Identification of protein subcellular localization via integrating evolutionary and physicochemical information into Chou's general PseAAC.

Identifying the location of proteins in a cell plays an important role in understanding their functions, such as drug design, therapeutic target discovery and biological research. However, the traditional subcellular localization experiments are time-consuming, laborious and small scale. With the development of next-generation sequencing technology, the number of proteins has grown exponentially, which lays the foundation of the computational method for identifying protein subcellular localization. Although many methods for predicting subcellular localization of proteins have been proposed, most of them are limited to single-location. In this paper, we propose a multi-kernel SVM to predict subcellular localization of both multi-location and single-location proteins.

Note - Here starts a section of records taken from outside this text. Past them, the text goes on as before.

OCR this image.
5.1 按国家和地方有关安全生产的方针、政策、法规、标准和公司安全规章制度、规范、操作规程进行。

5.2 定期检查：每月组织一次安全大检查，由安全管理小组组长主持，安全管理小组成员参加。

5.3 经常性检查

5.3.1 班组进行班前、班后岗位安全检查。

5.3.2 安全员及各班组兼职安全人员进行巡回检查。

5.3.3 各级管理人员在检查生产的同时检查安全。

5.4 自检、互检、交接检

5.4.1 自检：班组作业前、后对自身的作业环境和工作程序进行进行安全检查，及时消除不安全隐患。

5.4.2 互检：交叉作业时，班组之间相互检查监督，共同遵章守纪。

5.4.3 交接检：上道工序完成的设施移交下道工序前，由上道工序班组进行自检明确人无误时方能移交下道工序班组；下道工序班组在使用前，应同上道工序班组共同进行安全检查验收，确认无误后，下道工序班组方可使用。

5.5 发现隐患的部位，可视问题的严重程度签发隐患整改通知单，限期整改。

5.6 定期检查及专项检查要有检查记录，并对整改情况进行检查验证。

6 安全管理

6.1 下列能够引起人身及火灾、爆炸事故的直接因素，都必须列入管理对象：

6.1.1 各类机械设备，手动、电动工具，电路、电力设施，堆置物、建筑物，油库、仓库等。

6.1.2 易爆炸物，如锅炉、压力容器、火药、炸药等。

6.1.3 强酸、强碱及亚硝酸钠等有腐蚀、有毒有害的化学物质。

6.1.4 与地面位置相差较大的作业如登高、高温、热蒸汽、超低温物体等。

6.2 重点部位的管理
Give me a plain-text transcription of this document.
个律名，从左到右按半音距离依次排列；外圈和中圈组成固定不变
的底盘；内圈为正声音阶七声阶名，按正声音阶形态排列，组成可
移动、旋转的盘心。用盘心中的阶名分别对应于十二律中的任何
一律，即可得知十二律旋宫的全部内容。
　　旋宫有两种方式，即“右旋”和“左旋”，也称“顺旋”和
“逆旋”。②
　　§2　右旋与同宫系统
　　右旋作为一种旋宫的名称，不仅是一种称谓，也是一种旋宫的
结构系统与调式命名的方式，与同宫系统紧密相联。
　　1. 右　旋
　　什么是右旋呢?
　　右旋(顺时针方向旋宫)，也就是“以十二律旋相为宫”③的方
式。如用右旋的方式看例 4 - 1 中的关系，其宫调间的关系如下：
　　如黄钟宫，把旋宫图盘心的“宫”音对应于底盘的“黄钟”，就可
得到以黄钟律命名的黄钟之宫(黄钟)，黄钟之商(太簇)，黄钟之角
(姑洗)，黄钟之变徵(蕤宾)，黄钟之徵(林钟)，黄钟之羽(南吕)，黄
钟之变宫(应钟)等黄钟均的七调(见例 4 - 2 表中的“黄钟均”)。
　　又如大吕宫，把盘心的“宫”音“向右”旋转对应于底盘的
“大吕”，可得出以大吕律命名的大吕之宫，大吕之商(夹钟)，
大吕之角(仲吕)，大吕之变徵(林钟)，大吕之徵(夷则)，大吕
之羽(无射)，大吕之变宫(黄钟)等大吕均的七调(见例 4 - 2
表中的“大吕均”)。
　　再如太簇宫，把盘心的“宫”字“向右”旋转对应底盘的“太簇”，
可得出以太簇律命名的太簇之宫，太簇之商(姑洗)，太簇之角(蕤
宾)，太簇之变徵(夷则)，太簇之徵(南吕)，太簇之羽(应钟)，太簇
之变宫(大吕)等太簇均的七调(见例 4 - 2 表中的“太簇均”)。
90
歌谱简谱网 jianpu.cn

First, we make use of the evolutionary information extracted from position specific scoring matrix (PSSM) and physicochemical properties of proteins, by Chou's general PseAAC and other efficient functions. Then, we propose a multi-kernel support vector machine (SVM) model to identify multi-label protein subcellular localization. As a result, our method has a good performance on predicting subcellular localization of proteins. It achieves an average precision of 0.7065 and 0.6889 on two human datasets, respectively. All results are higher than those achieved by other existing methods. Therefore, we provide an efficient system via a novel perspective to study the protein subcellular localization.